Either clean: for data frame with no suspicious outliers or outlier: to return dataframe with only outliers.

type

Either mild if zscore cut off is 2.5 or extreme if zscore is >3.

mode

Either robust, if a robust mode is used which uses median instead of mean and median absolute deviation from median.

pc

Whether principal component analysis will be computed. Default FALSE

pcvar

Principal component analysis to e used for outlier detection after PCA. Default PC1

boot

Whether bootstrapping will be computed. Default FALSE

Value

Data frame with or with no outliers.

Details

The method uses mean as an estimator of location and standard deviation for scale (Rousseeuw & Hubert 2011), which both have zero breakdown point, and their influence function is unbounded (robustness of an estimator to outliers) (Seo 2006; Rousseeuw & Hubert 2011). Because both parameters are not robust to outliers, it leads to outlier masking and swamping (Rousseeuw & Hubert 2011). Records are flagged as outliers if their Z-score exceeds 2.5 (Rousseeuw & Hubert 2011).

Examples


if (FALSE) { # \dontrun{

data("efidata")

gbd <- check_names(data = efidata, colsp='scientificName', pct=90, merge=TRUE)

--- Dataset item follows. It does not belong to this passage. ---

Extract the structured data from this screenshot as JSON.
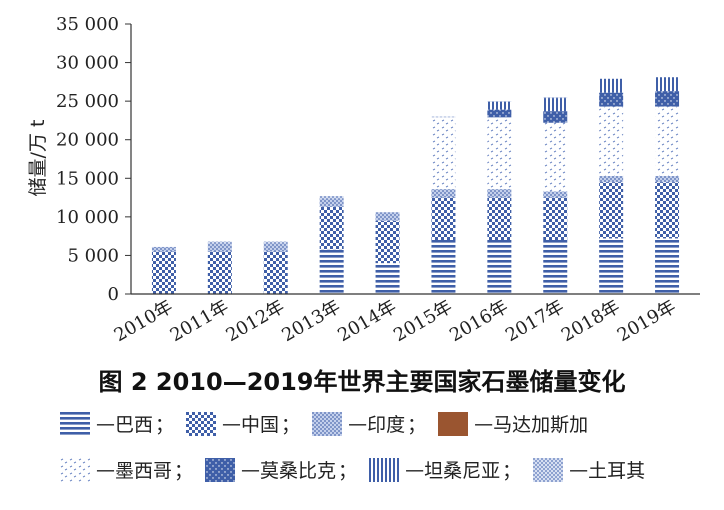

danube <- system.file('extdata/danube.shp.zip', package='specleanr')

db <- sf::st_read(danube, quiet=TRUE)

wcd <- terra::rast(system.file('extdata/worldclim.tiff', package='specleanr'))

refdata <- pred_extract(data = gbd, raster= wcd , lat = 'decimalLatitude', lon= 'decimalLongitude',
                          colsp = 'speciescheck',
                          bbox = db,
                          minpts = 10)

 zout <- zscore(data = refdata[['Salmo trutta']], var = 'bio6', output='outlier')

} # }